I just moved in to my first apartment, and there are a lot of responsibilities. But I've always had responsibilities. This isn't any harder than AP exams week in high school, or performance night for the school musical, and I'd take being broke and opting for cheaper peanut butter when I go shopping any day over living in my Lieutenant father's strict and constantly abasing household.
Do you love it when I answer the question I open the article with? Because I do. There's something special about every age group. It's just that most people are hung up on "poor me" and miss out. My boyfriend is 38. Isn't our union special? Yes, his back hurts a lot. And he hates paying bills, too. But he got what we have as a thirty-something, which makes being a thirty-something special.

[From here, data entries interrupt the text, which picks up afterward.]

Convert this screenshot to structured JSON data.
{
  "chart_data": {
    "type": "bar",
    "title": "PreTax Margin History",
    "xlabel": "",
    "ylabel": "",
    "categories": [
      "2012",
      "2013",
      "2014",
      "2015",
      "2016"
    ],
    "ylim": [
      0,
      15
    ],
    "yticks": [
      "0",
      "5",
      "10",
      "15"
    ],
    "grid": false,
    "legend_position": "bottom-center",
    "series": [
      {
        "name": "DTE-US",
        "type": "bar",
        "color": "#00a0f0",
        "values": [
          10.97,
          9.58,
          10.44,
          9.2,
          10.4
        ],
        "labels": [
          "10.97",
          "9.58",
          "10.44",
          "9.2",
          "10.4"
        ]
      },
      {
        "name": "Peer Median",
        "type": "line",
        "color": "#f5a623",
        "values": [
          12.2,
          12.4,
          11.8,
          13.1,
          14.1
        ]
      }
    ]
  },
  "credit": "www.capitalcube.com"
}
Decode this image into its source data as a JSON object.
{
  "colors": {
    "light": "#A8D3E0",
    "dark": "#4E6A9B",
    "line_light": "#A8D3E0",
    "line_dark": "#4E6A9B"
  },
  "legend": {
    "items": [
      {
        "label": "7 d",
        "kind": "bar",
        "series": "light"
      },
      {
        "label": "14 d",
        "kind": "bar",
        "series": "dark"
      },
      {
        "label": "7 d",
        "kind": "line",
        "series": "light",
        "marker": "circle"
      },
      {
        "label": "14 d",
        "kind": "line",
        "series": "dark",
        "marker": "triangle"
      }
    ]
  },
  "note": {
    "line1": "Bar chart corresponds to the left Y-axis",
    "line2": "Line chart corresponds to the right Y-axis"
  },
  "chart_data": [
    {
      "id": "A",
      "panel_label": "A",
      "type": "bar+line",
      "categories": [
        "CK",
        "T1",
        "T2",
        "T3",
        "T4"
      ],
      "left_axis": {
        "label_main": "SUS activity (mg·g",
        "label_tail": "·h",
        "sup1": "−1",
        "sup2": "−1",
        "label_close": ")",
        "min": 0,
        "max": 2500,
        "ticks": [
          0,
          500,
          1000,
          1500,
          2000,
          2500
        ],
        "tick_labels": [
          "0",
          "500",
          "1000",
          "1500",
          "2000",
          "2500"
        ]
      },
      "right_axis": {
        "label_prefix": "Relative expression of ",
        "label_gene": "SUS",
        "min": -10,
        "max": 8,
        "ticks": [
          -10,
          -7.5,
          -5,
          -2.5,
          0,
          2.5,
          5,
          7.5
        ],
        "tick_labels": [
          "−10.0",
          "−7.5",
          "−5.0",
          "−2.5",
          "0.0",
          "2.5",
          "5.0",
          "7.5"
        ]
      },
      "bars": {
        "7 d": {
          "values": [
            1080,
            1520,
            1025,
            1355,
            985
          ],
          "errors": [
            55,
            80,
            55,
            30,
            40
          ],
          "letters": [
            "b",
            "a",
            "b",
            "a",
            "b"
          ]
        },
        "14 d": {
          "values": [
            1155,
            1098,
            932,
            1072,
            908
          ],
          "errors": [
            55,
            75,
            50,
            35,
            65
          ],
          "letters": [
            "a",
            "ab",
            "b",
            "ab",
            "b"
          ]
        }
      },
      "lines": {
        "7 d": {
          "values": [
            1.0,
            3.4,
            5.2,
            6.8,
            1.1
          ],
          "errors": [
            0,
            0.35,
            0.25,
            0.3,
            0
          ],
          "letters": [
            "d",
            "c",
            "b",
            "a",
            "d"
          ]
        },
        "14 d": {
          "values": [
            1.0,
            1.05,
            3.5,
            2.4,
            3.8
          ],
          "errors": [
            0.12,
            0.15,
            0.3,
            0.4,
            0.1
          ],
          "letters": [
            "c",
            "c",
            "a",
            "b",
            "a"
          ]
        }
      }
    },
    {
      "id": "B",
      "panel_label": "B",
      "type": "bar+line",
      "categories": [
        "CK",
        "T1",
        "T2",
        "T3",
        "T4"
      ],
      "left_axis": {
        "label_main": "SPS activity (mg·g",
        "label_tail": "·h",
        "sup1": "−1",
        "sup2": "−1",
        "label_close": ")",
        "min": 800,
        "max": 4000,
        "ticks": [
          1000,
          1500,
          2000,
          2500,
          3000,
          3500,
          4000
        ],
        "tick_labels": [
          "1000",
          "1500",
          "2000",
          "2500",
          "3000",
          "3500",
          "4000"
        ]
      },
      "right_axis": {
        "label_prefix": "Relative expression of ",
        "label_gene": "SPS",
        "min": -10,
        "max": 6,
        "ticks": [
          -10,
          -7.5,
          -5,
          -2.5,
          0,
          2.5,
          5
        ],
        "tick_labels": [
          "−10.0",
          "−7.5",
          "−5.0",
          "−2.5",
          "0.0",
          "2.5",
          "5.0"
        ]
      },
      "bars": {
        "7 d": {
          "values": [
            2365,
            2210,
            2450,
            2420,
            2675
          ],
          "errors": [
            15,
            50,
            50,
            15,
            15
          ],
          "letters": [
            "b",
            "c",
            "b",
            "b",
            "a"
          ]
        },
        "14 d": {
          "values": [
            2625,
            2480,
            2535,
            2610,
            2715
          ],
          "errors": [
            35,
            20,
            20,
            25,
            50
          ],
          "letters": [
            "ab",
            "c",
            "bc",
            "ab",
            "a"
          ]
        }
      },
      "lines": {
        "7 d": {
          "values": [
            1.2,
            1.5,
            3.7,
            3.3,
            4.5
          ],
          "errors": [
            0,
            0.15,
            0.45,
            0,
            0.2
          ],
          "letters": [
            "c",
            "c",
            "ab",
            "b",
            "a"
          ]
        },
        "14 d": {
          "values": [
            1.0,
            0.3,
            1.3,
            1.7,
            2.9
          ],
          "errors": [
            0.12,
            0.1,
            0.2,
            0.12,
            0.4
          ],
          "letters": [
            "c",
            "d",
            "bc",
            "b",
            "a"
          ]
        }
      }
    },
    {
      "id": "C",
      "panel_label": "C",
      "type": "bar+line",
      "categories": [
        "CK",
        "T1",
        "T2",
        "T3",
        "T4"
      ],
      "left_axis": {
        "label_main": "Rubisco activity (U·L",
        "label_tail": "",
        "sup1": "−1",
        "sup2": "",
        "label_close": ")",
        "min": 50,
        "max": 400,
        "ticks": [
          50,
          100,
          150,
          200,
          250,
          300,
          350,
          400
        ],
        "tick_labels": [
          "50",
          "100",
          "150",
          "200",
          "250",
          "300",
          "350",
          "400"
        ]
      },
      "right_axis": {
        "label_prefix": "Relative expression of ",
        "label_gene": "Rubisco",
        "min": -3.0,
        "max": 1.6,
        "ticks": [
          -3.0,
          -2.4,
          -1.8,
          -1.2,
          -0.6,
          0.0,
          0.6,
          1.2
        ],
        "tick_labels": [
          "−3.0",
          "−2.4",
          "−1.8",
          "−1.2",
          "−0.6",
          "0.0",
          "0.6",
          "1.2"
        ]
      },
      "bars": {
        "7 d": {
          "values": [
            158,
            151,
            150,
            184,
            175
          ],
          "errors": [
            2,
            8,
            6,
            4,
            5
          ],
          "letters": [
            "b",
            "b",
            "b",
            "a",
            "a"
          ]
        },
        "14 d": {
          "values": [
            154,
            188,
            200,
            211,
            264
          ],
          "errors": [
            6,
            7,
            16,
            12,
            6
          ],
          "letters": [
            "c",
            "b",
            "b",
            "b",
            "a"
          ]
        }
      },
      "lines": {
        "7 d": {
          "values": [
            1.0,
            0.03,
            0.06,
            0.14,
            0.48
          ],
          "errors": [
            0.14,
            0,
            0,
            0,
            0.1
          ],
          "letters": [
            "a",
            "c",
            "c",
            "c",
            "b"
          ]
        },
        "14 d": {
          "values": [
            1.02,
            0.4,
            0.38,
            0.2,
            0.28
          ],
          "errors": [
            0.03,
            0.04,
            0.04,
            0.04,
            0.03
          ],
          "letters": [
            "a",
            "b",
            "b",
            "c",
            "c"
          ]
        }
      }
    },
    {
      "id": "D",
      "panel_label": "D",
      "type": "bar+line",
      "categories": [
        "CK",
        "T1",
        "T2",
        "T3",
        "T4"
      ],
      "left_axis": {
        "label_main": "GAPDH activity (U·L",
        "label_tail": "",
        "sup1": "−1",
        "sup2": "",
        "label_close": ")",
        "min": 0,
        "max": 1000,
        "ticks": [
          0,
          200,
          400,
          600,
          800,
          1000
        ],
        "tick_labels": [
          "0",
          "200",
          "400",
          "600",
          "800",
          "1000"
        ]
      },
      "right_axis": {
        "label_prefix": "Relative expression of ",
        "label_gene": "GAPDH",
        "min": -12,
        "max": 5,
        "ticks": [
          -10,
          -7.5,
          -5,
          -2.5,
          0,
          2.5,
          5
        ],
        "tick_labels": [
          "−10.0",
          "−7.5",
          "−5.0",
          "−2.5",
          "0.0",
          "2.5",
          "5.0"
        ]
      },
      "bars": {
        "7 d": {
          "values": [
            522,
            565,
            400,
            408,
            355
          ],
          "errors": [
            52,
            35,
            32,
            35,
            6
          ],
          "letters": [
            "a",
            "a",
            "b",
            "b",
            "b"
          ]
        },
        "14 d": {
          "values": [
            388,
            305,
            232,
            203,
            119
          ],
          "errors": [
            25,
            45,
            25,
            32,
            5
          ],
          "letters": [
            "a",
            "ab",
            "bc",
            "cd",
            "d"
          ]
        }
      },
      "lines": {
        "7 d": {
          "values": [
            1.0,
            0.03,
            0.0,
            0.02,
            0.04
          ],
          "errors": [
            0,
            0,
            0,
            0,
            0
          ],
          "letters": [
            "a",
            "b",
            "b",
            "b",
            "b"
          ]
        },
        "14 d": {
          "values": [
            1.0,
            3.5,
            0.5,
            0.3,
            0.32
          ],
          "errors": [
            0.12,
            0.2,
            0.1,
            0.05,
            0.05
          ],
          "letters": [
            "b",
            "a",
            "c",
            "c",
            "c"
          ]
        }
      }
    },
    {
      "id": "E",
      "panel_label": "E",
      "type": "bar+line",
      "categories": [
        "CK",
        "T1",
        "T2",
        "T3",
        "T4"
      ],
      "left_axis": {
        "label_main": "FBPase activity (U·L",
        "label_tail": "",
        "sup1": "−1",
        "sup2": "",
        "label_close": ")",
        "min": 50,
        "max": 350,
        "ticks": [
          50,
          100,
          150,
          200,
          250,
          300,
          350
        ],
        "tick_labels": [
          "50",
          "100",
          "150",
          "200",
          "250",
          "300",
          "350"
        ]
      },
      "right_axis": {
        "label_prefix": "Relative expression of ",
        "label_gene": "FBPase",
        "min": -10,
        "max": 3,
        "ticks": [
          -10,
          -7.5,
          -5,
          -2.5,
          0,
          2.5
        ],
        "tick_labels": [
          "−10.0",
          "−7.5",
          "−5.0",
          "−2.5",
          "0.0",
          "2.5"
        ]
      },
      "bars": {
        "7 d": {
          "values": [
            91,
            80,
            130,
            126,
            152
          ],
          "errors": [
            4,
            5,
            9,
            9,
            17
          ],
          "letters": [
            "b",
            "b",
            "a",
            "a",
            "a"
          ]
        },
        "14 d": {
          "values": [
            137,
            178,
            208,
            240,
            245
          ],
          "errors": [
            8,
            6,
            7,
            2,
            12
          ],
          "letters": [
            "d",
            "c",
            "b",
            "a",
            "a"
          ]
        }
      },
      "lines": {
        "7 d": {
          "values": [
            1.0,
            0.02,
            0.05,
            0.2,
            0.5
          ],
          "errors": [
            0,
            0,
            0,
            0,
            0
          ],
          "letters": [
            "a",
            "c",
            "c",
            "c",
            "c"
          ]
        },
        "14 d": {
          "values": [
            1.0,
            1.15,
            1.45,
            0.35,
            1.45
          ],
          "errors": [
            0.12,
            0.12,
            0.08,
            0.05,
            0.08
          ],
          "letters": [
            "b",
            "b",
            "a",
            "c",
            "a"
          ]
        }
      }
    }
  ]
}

Maybe it's inherent. Maybe it's individual. Maybe one's time to shine is on a person-by-person basis. But I will tell you one thing.
Most of my customers at work are seniors. A handful of them are grumpy bastards that like to caterwaul and play "poor me, I'm old". But most of them are seriously living it up. I hear about their passion projects, their grandkids, their vacations, the TV shows they've binged, their pets, their devotions to spouses and lifelong professions. It's beautiful.
I guess I'm saying that the old people (and my mom, who said my twenties will suck, and those people who said they'd be great when I was a teen) taught me that it's not about how old you are, it's about what you're doing with this thing I'd label a gift which we all call life.
Suffering is inherent. Accepting it as part of this gift is a choice.
"Suffering has been stronger than all other teaching, and has taught me to understand what your heart used to be. I have been bent and broken, but - I hope - into a better shape." - Charles Dickens, Great Expectations.